Tags darauf verlieren sich die runden Rhönberge im Weiß der Wolken. Noch führt die Route gemütlich auf einer ehemaligen Bahntrasse – bis 1952 verkehrten Züge durchs Ulstertal. Mystisch wirkt die Landschaft und so rätselhaft wie diese Grenze heute, mit dem Abstand von zwei Jahrzehnten betrachtet. War da mal etwas? Kaum vorstellbar. Den Übergang von Hessen nach Thüringen erkennt man zunächst nur am Straßenbelag, weil er im Osten oft noch sehr neu ist. Ein großes Schild weist auf die unsichtbare Sehenswürdigkeit hin: „Hier waren Deutschland und Europa bis zum 8. Dezember 1989 um 14 Uhr geteilt.“
Die Tafeln und Gedenkstellen entlang der Route fügen sich zu einem Mosaik deutsch-deutscher Geschichte. Da sind die geschleiften Höfe und Dörfer entlang der Grenze: der Fischerhof bei Borsch zum Beispiel (1954 niedergerissen) oder Langwinden (1972 ausgelöscht, Bewohner umgesiedelt). Da ist das Schicksal des westdeut-schen Grenzers Gerd Palzer, der 1952 zwischen Willmars und Stedtlingen von Ost-Grenzern erschossen wurde. Da ist Leutnant Rolf Molter, dem 1984 bei Spechtsbrunn die Flucht nach Bayern gelang.
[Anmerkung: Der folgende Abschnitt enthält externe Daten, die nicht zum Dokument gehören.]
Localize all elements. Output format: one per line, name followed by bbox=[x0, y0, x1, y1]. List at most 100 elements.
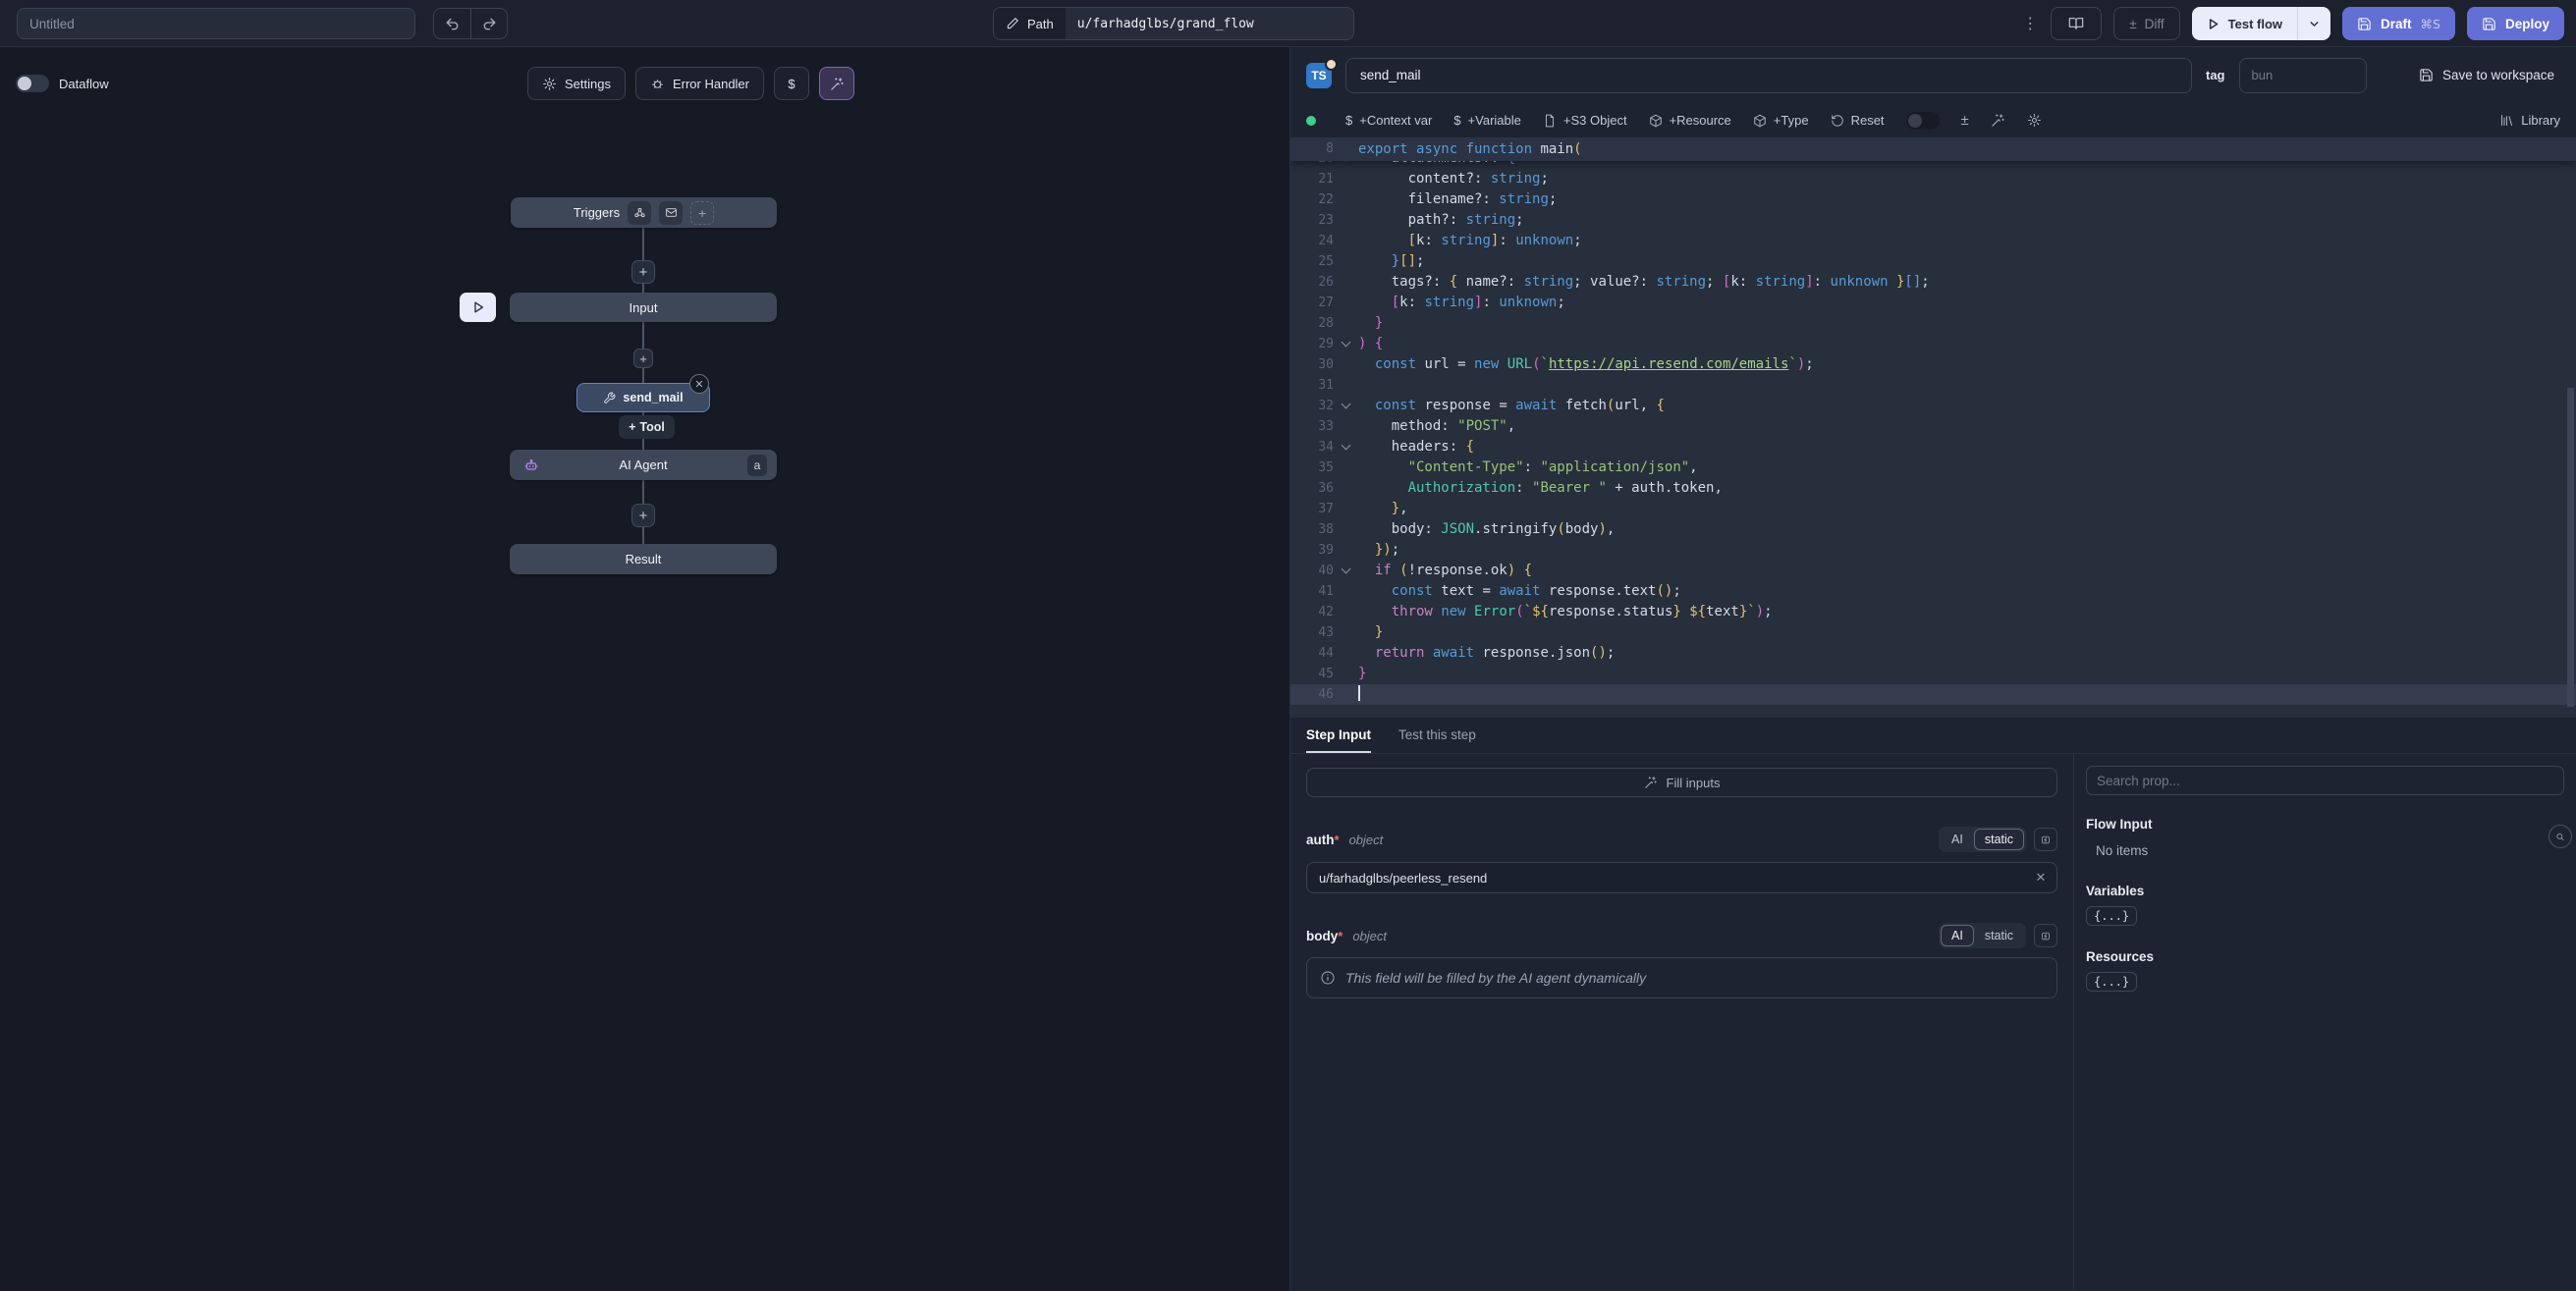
prop-picker-search-button[interactable] bbox=[2549, 825, 2572, 848]
fold-gutter bbox=[1334, 540, 1358, 561]
code-line-39[interactable]: 39 }); bbox=[1290, 540, 2576, 561]
code-line-46[interactable]: 46 bbox=[1290, 684, 2576, 705]
step-name-input[interactable] bbox=[1345, 58, 2192, 93]
code-line-34[interactable]: 34 headers: { bbox=[1290, 437, 2576, 457]
editor-settings-button[interactable] bbox=[2027, 113, 2042, 128]
save-to-workspace-button[interactable]: Save to workspace bbox=[2413, 67, 2560, 83]
fold-chevron-icon[interactable] bbox=[1334, 396, 1358, 416]
code-line-24[interactable]: 24 [k: string]: unknown; bbox=[1290, 231, 2576, 251]
insert-step-button[interactable]: + bbox=[631, 504, 655, 527]
code-line-35[interactable]: 35 "Content-Type": "application/json", bbox=[1290, 457, 2576, 478]
editor-scrollbar[interactable] bbox=[2567, 388, 2574, 707]
undo-button[interactable] bbox=[434, 9, 470, 38]
draft-button[interactable]: Draft ⌘S bbox=[2342, 7, 2455, 40]
dollar-icon: $ bbox=[1453, 113, 1460, 128]
line-number: 46 bbox=[1290, 684, 1334, 705]
code-line-44[interactable]: 44 return await response.json(); bbox=[1290, 643, 2576, 664]
reset-button[interactable]: Reset bbox=[1831, 113, 1885, 128]
redo-button[interactable] bbox=[470, 9, 507, 38]
code-line-30[interactable]: 30 const url = new URL(`https://api.rese… bbox=[1290, 354, 2576, 375]
code-line-40[interactable]: 40 if (!response.ok) { bbox=[1290, 561, 2576, 581]
add-resource-button[interactable]: +Resource bbox=[1649, 113, 1731, 128]
auth-expression-button[interactable] bbox=[2034, 828, 2057, 851]
clear-auth-button[interactable]: ✕ bbox=[2030, 867, 2052, 888]
remove-tool-button[interactable]: ✕ bbox=[689, 374, 709, 394]
agent-result-badge[interactable]: a bbox=[747, 455, 767, 476]
code-line-22[interactable]: 22 filename?: string; bbox=[1290, 189, 2576, 210]
ai-edit-button[interactable] bbox=[1991, 113, 2005, 128]
editor-assistant-toggle[interactable] bbox=[1906, 112, 1940, 130]
code-line-8[interactable]: 8export async function main( bbox=[1290, 137, 2576, 161]
node-result[interactable]: Result bbox=[510, 544, 777, 574]
code-line-31[interactable]: 31 bbox=[1290, 375, 2576, 396]
fold-gutter bbox=[1334, 375, 1358, 396]
node-input[interactable]: Input bbox=[510, 293, 777, 322]
kebab-menu-icon[interactable]: ⋮ bbox=[2021, 14, 2039, 33]
auth-resource-input[interactable] bbox=[1306, 862, 2057, 893]
code-line-43[interactable]: 43 } bbox=[1290, 622, 2576, 643]
node-triggers[interactable]: Triggers + bbox=[511, 197, 777, 228]
library-button[interactable]: Library bbox=[2499, 113, 2560, 128]
add-variable-button[interactable]: $ +Variable bbox=[1453, 113, 1521, 128]
email-trigger-icon[interactable] bbox=[659, 201, 683, 225]
fold-chevron-icon[interactable] bbox=[1334, 561, 1358, 581]
fold-gutter bbox=[1334, 622, 1358, 643]
resources-object-badge[interactable]: {...} bbox=[2086, 972, 2137, 992]
body-mode-ai[interactable]: AI bbox=[1941, 925, 1974, 946]
add-s3-object-button[interactable]: +S3 Object bbox=[1543, 113, 1627, 128]
code-line-21[interactable]: 21 content?: string; bbox=[1290, 169, 2576, 189]
code-line-41[interactable]: 41 const text = await response.text(); bbox=[1290, 581, 2576, 602]
add-context-var-button[interactable]: $ +Context var bbox=[1345, 113, 1432, 128]
docs-button[interactable] bbox=[2051, 7, 2102, 40]
auth-mode-static[interactable]: static bbox=[1974, 829, 2024, 850]
webhook-trigger-icon[interactable] bbox=[628, 201, 651, 225]
test-flow-main[interactable]: Test flow bbox=[2192, 7, 2297, 40]
test-flow-button[interactable]: Test flow bbox=[2192, 7, 2330, 40]
reset-label: Reset bbox=[1851, 113, 1885, 128]
fill-inputs-button[interactable]: Fill inputs bbox=[1306, 768, 2057, 797]
variables-object-badge[interactable]: {...} bbox=[2086, 906, 2137, 926]
code-line-28[interactable]: 28 } bbox=[1290, 313, 2576, 334]
tab-test-this-step[interactable]: Test this step bbox=[1398, 727, 1476, 753]
body-expression-button[interactable] bbox=[2034, 924, 2057, 947]
code-line-29[interactable]: 29) { bbox=[1290, 334, 2576, 354]
code-line-45[interactable]: 45} bbox=[1290, 664, 2576, 684]
diff-mode-icon[interactable]: ± bbox=[1961, 112, 1969, 129]
add-tool-button[interactable]: + Tool bbox=[619, 415, 675, 439]
tab-step-input[interactable]: Step Input bbox=[1306, 727, 1371, 753]
add-trigger-button[interactable]: + bbox=[690, 201, 714, 225]
test-flow-dropdown[interactable] bbox=[2297, 7, 2330, 40]
code-line-27[interactable]: 27 [k: string]: unknown; bbox=[1290, 293, 2576, 313]
insert-step-button[interactable]: + bbox=[631, 260, 655, 284]
diff-button[interactable]: ± Diff bbox=[2113, 7, 2179, 40]
code-line-25[interactable]: 25 }[]; bbox=[1290, 251, 2576, 272]
fold-chevron-icon[interactable] bbox=[1334, 437, 1358, 457]
body-mode-static[interactable]: static bbox=[1974, 925, 2024, 946]
line-number: 33 bbox=[1290, 416, 1334, 437]
auth-mode-ai[interactable]: AI bbox=[1941, 829, 1974, 850]
code-line-26[interactable]: 26 tags?: { name?: string; value?: strin… bbox=[1290, 272, 2576, 293]
fold-chevron-icon[interactable] bbox=[1334, 334, 1358, 354]
code-line-23[interactable]: 23 path?: string; bbox=[1290, 210, 2576, 231]
fold-gutter bbox=[1334, 602, 1358, 622]
run-flow-button[interactable] bbox=[460, 293, 496, 322]
tag-input[interactable] bbox=[2239, 58, 2367, 93]
body-field-type: object bbox=[1352, 929, 1387, 943]
play-icon bbox=[471, 300, 485, 314]
code-line-37[interactable]: 37 }, bbox=[1290, 499, 2576, 519]
insert-step-button[interactable]: + bbox=[633, 349, 653, 368]
code-editor[interactable]: 20 attachments?: {21 content?: string;22… bbox=[1290, 137, 2576, 718]
line-number: 40 bbox=[1290, 561, 1334, 581]
deploy-button[interactable]: Deploy bbox=[2467, 7, 2564, 40]
code-line-42[interactable]: 42 throw new Error(`${response.status} $… bbox=[1290, 602, 2576, 622]
prop-search-input[interactable] bbox=[2086, 766, 2564, 795]
code-line-38[interactable]: 38 body: JSON.stringify(body), bbox=[1290, 519, 2576, 540]
node-ai-agent[interactable]: AI Agent a bbox=[510, 450, 777, 480]
code-line-33[interactable]: 33 method: "POST", bbox=[1290, 416, 2576, 437]
code-line-36[interactable]: 36 Authorization: "Bearer " + auth.token… bbox=[1290, 478, 2576, 499]
flow-name-input[interactable] bbox=[17, 8, 415, 39]
add-type-button[interactable]: +Type bbox=[1753, 113, 1809, 128]
path-field[interactable]: Path u/farhadglbs/grand_flow bbox=[993, 7, 1354, 40]
line-number: 45 bbox=[1290, 664, 1334, 684]
code-line-32[interactable]: 32 const response = await fetch(url, { bbox=[1290, 396, 2576, 416]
Am Rand von Heinersdorf steht noch ein Stück Mauer und eine 1980 errichtete Sperre im Leutenbach. Am Rennsteig, dem berühmten Thüringer Wanderweg, findet sich auf einer Tafel eine Warnung der Landrätin aus der Gegenwart: „Leider kann nicht ausgeschlossen werden, dass sich trotz Räumung noch einzelne Minen im ehemaligen Grenzbereich befinden.“
Hinter Hilders ist Schluss mit gemütlich. Dem ersten heftigen Anstieg werden viele weitere folgen. Hat sich bis ins deutsche Mittelgebirge noch nicht herumgesprochen, dass man Straßen und Wege auch in Serpentinen bauen kann? Sie bevorzugen hier den direkten Weg, rauf, runter. Macht Spaß, macht Muskeln, muss man aber mögen. Und selbst wer mag, darf mal fluchen, am Abend, nach 80 Kilometern Rhön-Radeln und zwei Stunden Bahnfahrt. Dabei war doch klar, dass ein Gasthaus, das „Zur Hohen Sonne“ heißt und in Sonneberg zu finden ist, weit oben liegen muss. Und so geht es, während die Sonne untergeht, vom Bahnhof aus hinauf, kilometerweit, mit gefühlten 15 Prozent Steigung. Oben angekommen, schaut der Wirt mit großen Augen. Was? Abendessen? Um diese Zeit noch? Es ist neun. Seine Frau erbarmt sich dann doch und wirft den Herd an. Am Nebentisch sitzen Kartenspieler, der Wirt schaut ihnen zu. Es sind seine einzigen Gäste, sie wohnen hier oben.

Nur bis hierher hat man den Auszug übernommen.